A função da escola é educacional e pedagógica. A instituição escolar não pode ser usada com objetivos policiais, e muito menos, como disse o ilustre Dr. Belisário dos Santos Jr., representando a Comissão de Justiça e Paz, criando "um clima de terror entre pais, alunos, professores e diretores, com a exigência de elaboração de listas de alunos, notificação aos pais, delação ao Ministério da Justiça, tudo ao estilo dos anos negros da ditadura militar".

Esta página da nossa história precisa ser virada com a extirpação de todos os resquícios que ainda perduram em alguns ordenamentos jurídicos.

b) A legislação superveniente

É abundante a legislação que defende o pleno direito à educação sem qualquer discriminação.

A Constituição Federal (CF) de 1988, no Capítulo I artigo 5º, garante que:

"Todos são iguais perante a lei, sem distinção de qualquer natureza, garantindo-se aos brasileiros e aos estrangeiros residentes no País a inviolabilidade do direito à vida, à liberdade, à igualdade, à segurança e à propriedade..."

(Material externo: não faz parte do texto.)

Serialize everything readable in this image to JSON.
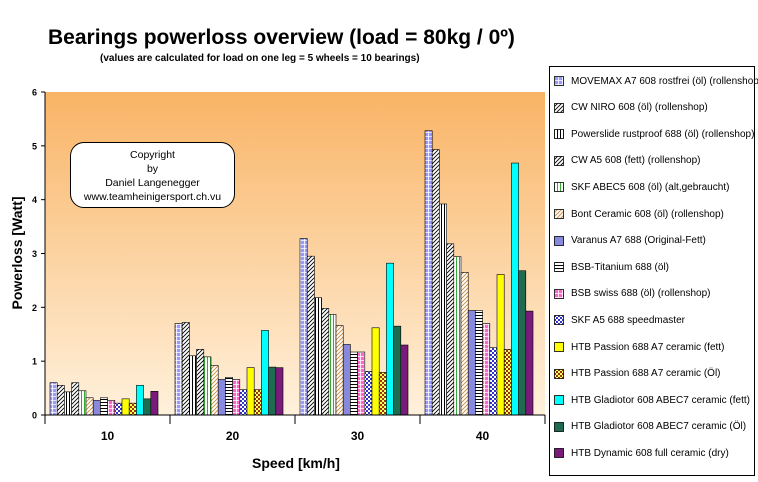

A Constituição Federal estabelece, ainda, no artigo 6º:

"São direitos sociais a educação, a saúde, o trabalho, a moradia, o lazer, a segurança, a previdência social, a proteção à maternidade e à infância, a assistência aos desamparados, na forma desta Constituição."

Esses direitos pertencem ao ser humano, independentemente de onde se encontre, e de ser brasileiro ou não. São direitos que precedem à situação de cidadania.

Foi assumindo esta posição que o Brasil assinou a Carta Internacional Americana de Garantias Sociais em que os governos das Américas proclamam os princípios fundamentais que devem amparar os trabalhadores de todo gênero. Uma das frases deste documento é: "as finalidades do Estado não se cumprem apenas com o reconhecimento dos direitos do cidadão, mas também o Estado deve se preocupar pelo que aconteça a homens e mulheres considerados não como cidadãos, mas como pessoas".

Além da Constituição Federal, nossa lei maior, outras leis supervenientes à Lei do Estrangeiro, como o Estatuto da Criança e do Adolescente - ECA- (Lei Federal nº 8.069, de 13/07/90, alterado pela Lei Federal nº 10.764, de 12/11/03) e a LDB (Lei Federal nº 9.394/96), além da Declaração Mundial sobre Educação para Todos, de Jomtien, Tailândia, 1990, garantem a universalização do acesso à educação.

O artigo 53 do ECA determina:

"A criança e o adolescente têm direito à educação, visando ao pleno desenvolvimento de sua pessoa, preparo para o exercício da cidadania e qualificação para o trabalho, assegurando-lhes:

I- igualdade de acesso e permanência na escola;

II- direito de ser respeitado por seus educadores;"

Também na Lei de Diretrizes e Bases da Educação Nacional (LDB - Lei Federal nº 9.394/96) não há nenhum tipo de restrição a alunos estrangeiros, sendo garantido, no artigo 3º, "a igualdade de condições para o acesso e permanência na escola", em consonância com o artigo 206 da Constituição Federal.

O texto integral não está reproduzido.